A tired Elvan Abeylegesse, the 10,000m winner on Wednesday, couldn’t quite emulate Briton Mo Farah’s distance double but the Turk did take a second medal, finishing second in the 5000m behind her compatriot Alemitu Bekele. The Ethiopian-born Bekele, who has lived in Turkey for more than a decade, was clearly the class of field over the final lap, romping home unopposed in 14:52.20

Abeylegesse, who dabbled with the lead for part of the race clocked 14:54.44, just ahead of Portugal’s Sara Moreira (14.54.71, SB), who made up for her DNF in the 10,000m with a bronze here. All three dipped under the 14:56.18 championships record set by Marta Dominguez four years ago.

Solo Marathon win for Rothlin

Victor Rothlin, the 2006 European silver winner and bronze medallist at the 2007 World Championships, opened the final day of competition with a big victory in the Marathon. At the front by the 30th kilometre, the 35-year-old Swiss forged on alone to win in 2:15:31, nearly two-and-a-half minutes clear of runner-up Jose Luis Martin (2:17:50) of Spain. Russian Dmitry Saranov, an early leader, held on to take the bronze in 2:18:16.

“I like to run in the heat,” Rothlin said of the conditions, a warm 25 C at the start and 27 C at the finish. “Compared to (the 2007 World Championships in) Osaka, this was cold.”

4x100m Relay titles for France and Ukraine...

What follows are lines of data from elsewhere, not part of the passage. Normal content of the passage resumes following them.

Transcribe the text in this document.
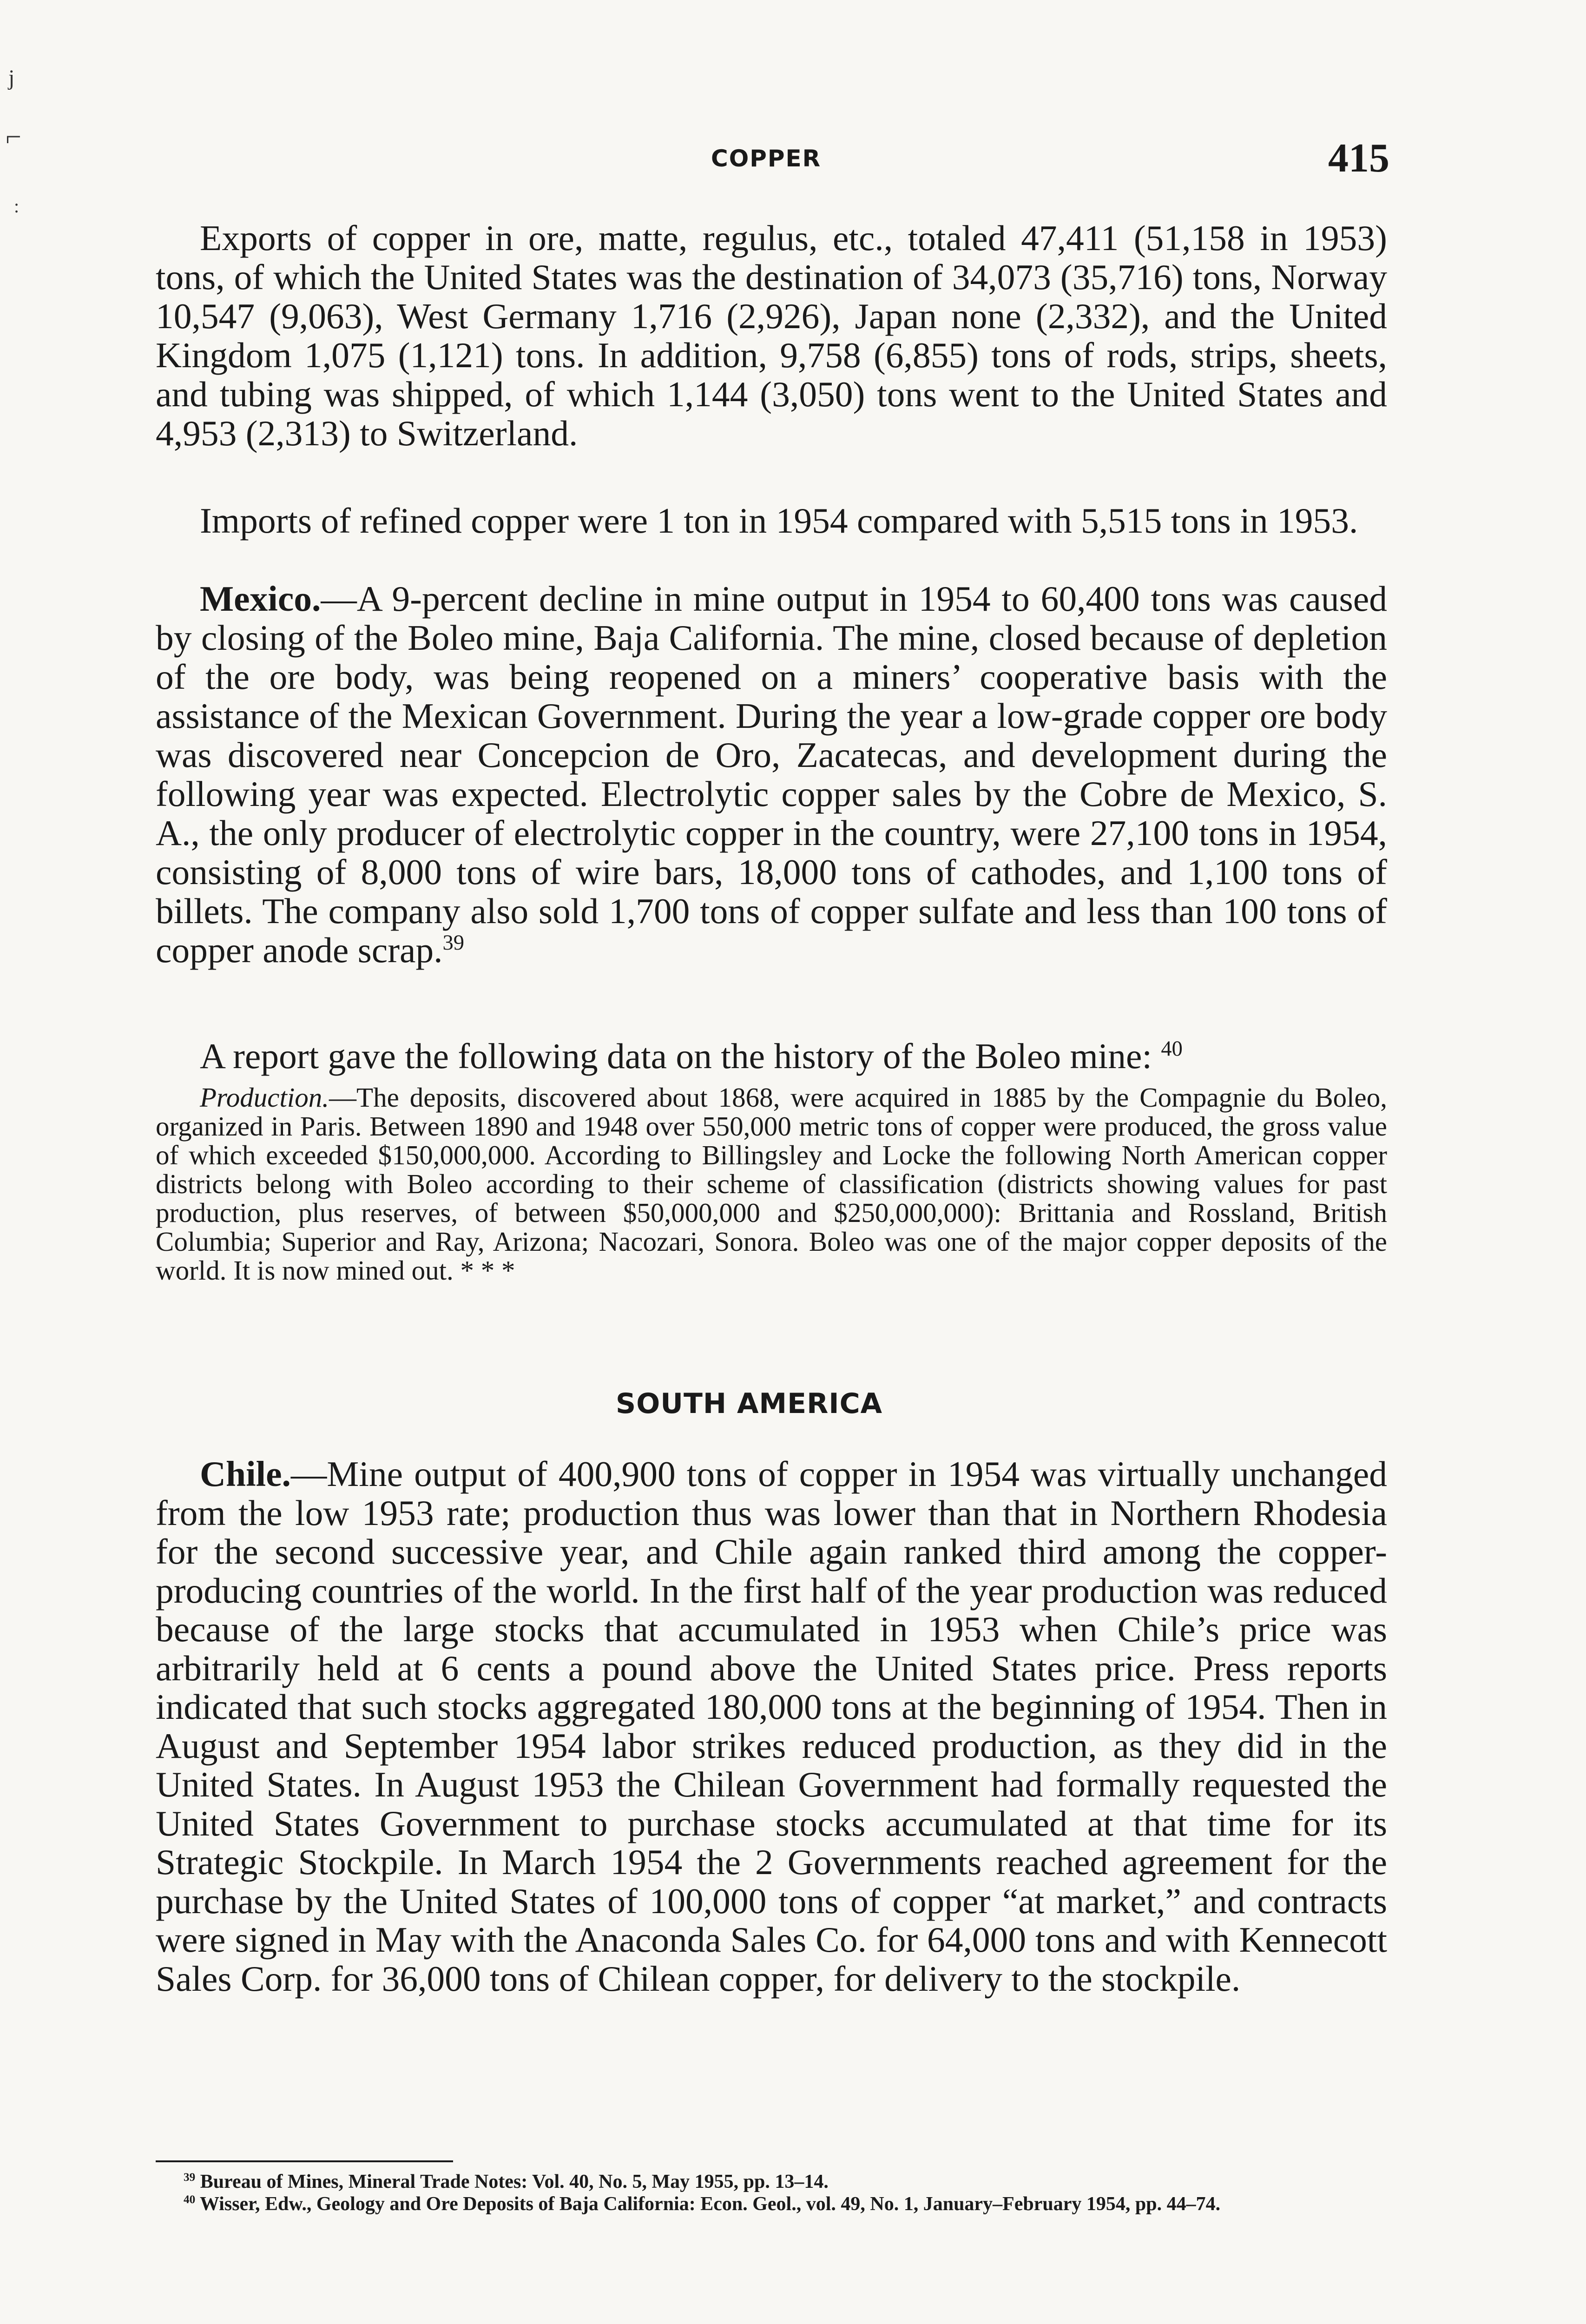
j
⌐
:
COPPER	415

Exports of copper in ore, matte, regulus, etc., totaled 47,411 (51,158 in 1953) tons, of which the United States was the destination of 34,073 (35,716) tons, Norway 10,547 (9,063), West Germany 1,716 (2,926), Japan none (2,332), and the United Kingdom 1,075 (1,121) tons. In addition, 9,758 (6,855) tons of rods, strips, sheets, and tubing was shipped, of which 1,144 (3,050) tons went to the United States and 4,953 (2,313) to Switzerland.

Imports of refined copper were 1 ton in 1954 compared with 5,515 tons in 1953.

Mexico.—A 9-percent decline in mine output in 1954 to 60,400 tons was caused by closing of the Boleo mine, Baja California. The mine, closed because of depletion of the ore body, was being reopened on a miners’ cooperative basis with the assistance of the Mexican Government. During the year a low-grade copper ore body was discovered near Concepcion de Oro, Zacatecas, and development during the following year was expected. Electrolytic copper sales by the Cobre de Mexico, S. A., the only producer of electrolytic copper in the country, were 27,100 tons in 1954, consisting of 8,000 tons of wire bars, 18,000 tons of cathodes, and 1,100 tons of billets. The company also sold 1,700 tons of copper sulfate and less than 100 tons of copper anode scrap.$^{39}$

A report gave the following data on the history of the Boleo mine: $^{40}$

Production.—The deposits, discovered about 1868, were acquired in 1885 by the Compagnie du Boleo, organized in Paris. Between 1890 and 1948 over 550,000 metric tons of copper were produced, the gross value of which exceeded $150,000,000. According to Billingsley and Locke the following North American copper districts belong with Boleo according to their scheme of classification (districts showing values for past production, plus reserves, of between $50,000,000 and $250,000,000): Brittania and Rossland, British Columbia; Superior and Ray, Arizona; Nacozari, Sonora. Boleo was one of the major copper deposits of the world. It is now mined out. * * *

SOUTH AMERICA

Chile.—Mine output of 400,900 tons of copper in 1954 was virtually unchanged from the low 1953 rate; production thus was lower than that in Northern Rhodesia for the second successive year, and Chile again ranked third among the copper-producing countries of the world. In the first half of the year production was reduced because of the large stocks that accumulated in 1953 when Chile’s price was arbitrarily held at 6 cents a pound above the United States price. Press reports indicated that such stocks aggregated 180,000 tons at the beginning of 1954. Then in August and September 1954 labor strikes reduced production, as they did in the United States. In August 1953 the Chilean Government had formally requested the United States Government to purchase stocks accumulated at that time for its Strategic Stockpile. In March 1954 the 2 Governments reached agreement for the purchase by the United States of 100,000 tons of copper “at market,” and contracts were signed in May with the Anaconda Sales Co. for 64,000 tons and with Kennecott Sales Corp. for 36,000 tons of Chilean copper, for delivery to the stockpile.

$^{39}$ Bureau of Mines, Mineral Trade Notes: Vol. 40, No. 5, May 1955, pp. 13–14.

$^{40}$ Wisser, Edw., Geology and Ore Deposits of Baja California: Econ. Geol., vol. 49, No. 1, January–February 1954, pp. 44–74.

After taking four of the six medals in the 100 and 200m dashes, France added another with their victory in the men’s 4x100m Relay. Double sprint champion Christophe Lemaitre gave France the lead after his second leg, but Emanuele Di Gregorio regained it for Italy to give anchor Maurizio Checcucci a clear lead as he came off the turn on the anchor leg. But Martial Mbandjock, the double sprint bronze medallist, steadily ate up the gap down the home straight to give France the win in 38.11 to the Italian’s 38.77. Germany took the bronze in 38.44.

In the women’s race, Ukraine was the convincing winner, the quartet of Olesya Povh, Nataliya Pohrebnyak, Mariya Ryemyen and Yelizaveta Bryzhina combining for a 42.29 world-leading effort. France, with medal winners Myriam Soumare and Veronique Mang in legs one and two, finished second in 42.45, with Poland taking third (42.68).

... and Russian sweep in the 4x400

As expected, the Russian women’s quartet of Anastasiya Kapachinskaya, Antonina Krivoshapka, Kseniya Ustalova and Tatyana Firova ran away with the victory in the 4x400m Relay, with a world-leading 3:21.26. Germany was a surprise runner-up in 3:24.07 with Great Britain (3:24.32) taking the bronze.

In the men’s race, which capped the championships, Russia notched an upset victory in 3:02.14, with Vladimir Krashov holding off Great Britain’s quick-closing Martyn Rooney. The Britons clocked 3:02.25, comfortably ahead of Belgium, who took the bronze in 3:02.60.

Team Russia ended the week atop the medal tables with 24 medals, five ahead of Great Britain's 19 while France ended with 18. The Russian women's squad took 18 medals in all, including seven gold. Great Britain was the best overall on the men's side with 15 medals in all, with France next at 13. The French took seven victories in all, with Great Britain claiming five.